Congress may stifle tax-free loan sales pitch for life insurance

March 23, 1988

One of the favorite post-tax-reform investments may soon lose its favored status. Since Congress overhauled the tax code in 1986, insurance agents, stockbrokers, and financial advisers have been busy pushing the tax-free benefits of single-premium life insurance products - too busy, in the eyes of many in Congress.

Unlike the more traditional whole-life products, single-premium policies call for full payment of the policy's entire premium when the policy is issued. Usually, the minimum is $5,000, but most policyholders put in more that that. The average premium is about $30,000, according to the Life Insurance Marketing and Research Association, an industry group. Often, sums of that size come from pensions, company-sponsored savings plans, or individual retirement accounts (IRAs) that are put into single-premium policies at retirement.

While single-premium life insurance is supposed to be a good way to save for retirement or other long-range goals, like college, and while it has some of the same tax-free accumulation benefits of IRAs and annuities, it has something they don't have: tax-free loans. It is not possible, for instance, to borrow money from an IRA. If any money is taken out of an IRA before retirement, it will be treated like an early withdrawal, and taxes and early-withdrawal fees will be charged.

But with single-premium life insurance, an individual can make tax-free loans almost as soon as the policy is written, and once it has had time to build up some interest (which is also accomplished tax-free) the loan feature becomes even more attractive.

Since tax reform, this feature has often been touted more heavily than the policies' insurance or long-term investment features. At least one company even issues checkbooks with its policies so customers can make easy withdrawals.

``That's clearly not what these policies were intended for,'' says Perry Plumart, an aide to Rep. Fortney (Pete) Stark (D) of California. Representative Stark and Rep. William Gradison Jr. (R) of Ohio are cosponsoring a bill that would remove the tax-free status of loans from life insurance products.

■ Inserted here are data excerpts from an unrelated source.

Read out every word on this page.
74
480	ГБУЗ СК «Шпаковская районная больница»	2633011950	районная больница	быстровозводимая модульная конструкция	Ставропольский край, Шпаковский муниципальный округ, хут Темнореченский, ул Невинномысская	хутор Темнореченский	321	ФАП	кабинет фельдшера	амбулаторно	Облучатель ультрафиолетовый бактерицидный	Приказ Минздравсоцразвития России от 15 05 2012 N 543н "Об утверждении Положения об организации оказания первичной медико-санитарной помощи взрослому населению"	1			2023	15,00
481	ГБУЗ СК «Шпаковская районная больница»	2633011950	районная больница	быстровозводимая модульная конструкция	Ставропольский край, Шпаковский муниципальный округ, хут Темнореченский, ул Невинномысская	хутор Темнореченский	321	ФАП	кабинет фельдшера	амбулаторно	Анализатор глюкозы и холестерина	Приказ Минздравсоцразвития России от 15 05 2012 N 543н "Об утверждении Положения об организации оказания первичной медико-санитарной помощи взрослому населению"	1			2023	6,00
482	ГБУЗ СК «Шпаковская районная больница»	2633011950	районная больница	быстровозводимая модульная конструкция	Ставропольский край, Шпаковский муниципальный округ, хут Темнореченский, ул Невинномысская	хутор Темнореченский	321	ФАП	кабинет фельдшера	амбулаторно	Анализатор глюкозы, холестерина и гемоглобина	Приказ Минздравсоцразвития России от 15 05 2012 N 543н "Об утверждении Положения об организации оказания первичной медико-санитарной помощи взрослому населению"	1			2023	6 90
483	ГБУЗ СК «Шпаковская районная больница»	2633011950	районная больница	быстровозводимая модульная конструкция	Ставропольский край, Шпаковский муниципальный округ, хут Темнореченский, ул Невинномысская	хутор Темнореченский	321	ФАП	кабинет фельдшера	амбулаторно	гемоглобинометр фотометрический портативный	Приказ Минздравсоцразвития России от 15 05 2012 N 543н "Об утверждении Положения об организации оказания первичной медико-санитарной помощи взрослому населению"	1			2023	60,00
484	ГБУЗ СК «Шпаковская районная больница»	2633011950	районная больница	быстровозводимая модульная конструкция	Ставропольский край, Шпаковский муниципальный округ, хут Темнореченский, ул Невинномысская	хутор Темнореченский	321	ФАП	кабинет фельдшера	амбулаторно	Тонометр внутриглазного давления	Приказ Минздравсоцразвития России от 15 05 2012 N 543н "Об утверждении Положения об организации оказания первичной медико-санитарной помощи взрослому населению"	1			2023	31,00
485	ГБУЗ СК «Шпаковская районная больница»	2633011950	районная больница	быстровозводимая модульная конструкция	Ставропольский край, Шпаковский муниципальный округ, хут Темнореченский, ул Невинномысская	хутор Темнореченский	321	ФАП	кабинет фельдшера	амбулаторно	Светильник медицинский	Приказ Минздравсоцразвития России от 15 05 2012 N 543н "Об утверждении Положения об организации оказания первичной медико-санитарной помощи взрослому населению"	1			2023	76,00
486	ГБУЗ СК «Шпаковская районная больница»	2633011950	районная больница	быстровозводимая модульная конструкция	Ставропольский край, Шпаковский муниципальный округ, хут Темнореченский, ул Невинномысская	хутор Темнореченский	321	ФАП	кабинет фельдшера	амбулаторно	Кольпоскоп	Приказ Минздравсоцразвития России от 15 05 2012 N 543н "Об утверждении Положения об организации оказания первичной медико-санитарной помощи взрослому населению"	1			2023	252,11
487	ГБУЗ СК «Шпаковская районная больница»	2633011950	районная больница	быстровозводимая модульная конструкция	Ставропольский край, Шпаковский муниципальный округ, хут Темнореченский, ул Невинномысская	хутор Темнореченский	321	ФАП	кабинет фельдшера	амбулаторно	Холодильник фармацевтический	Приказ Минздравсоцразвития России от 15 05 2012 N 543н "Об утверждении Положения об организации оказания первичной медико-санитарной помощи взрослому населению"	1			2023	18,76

The bill, supported by the Treasury Department, would affect all policies sold after Oct. 7, 1987. Hearings on the bill were held last week, and a vote by Congress is expected this year, Mr. Plumart said.

In opposing the bill, the insurance industry points out that loans from insurance policies shouldn't be treated any differently from loans from banks, which aren't taxed. ``The solution to the `single-premium problem' lies in restricting the amount of money that can be put into a life insurance policy,'' William Irons, chairman of the National Association of Life Underwriters, told the committee. ``The restriction must be severe enough to repel pure investors but not so harsh as to make the product non-competitive for those who need life insurance and are willing to pay for it.''

Already, some of the people selling these policies have been revising their pitches with an eye to Congress.

``We're working with one insurance company that will refund the principal,'' says Stuart Purcell, a financial planner and broker-dealer in San Rafael, Calif. If Congress changes the rules, ``we would ask for the principal back and all that would be lost is the interest,'' he said.

In the meantime, Mr. Purcell says, he is still selling single-premium policies, but ``we're trying to keep on top of it and inform the client about what might happen.''

``In about a year, the product will be dead,'' predicts Robert Martel, a financial planner in Lexington, Mass. If Congress takes away the tax-free loan privileges of life insurance, Mr. Martel says, ``there will be no reason to treat life insurance any differently than qualified [retirement] plans or IRAs.''

For people thinking of buying either single-premium whole life or its variable-life counterpart, the reasons behind such a purchase, then, might have to change. If the policy is being bought as a long-term investment with the bonus of some added life insurance, there should be no problem, whatever Congress does.

But sales pitches based on the ability to take out tax-free loans should be regarded with great skepticism. If some in Congress and the Treasury have their way, that feature will have disappeared last October.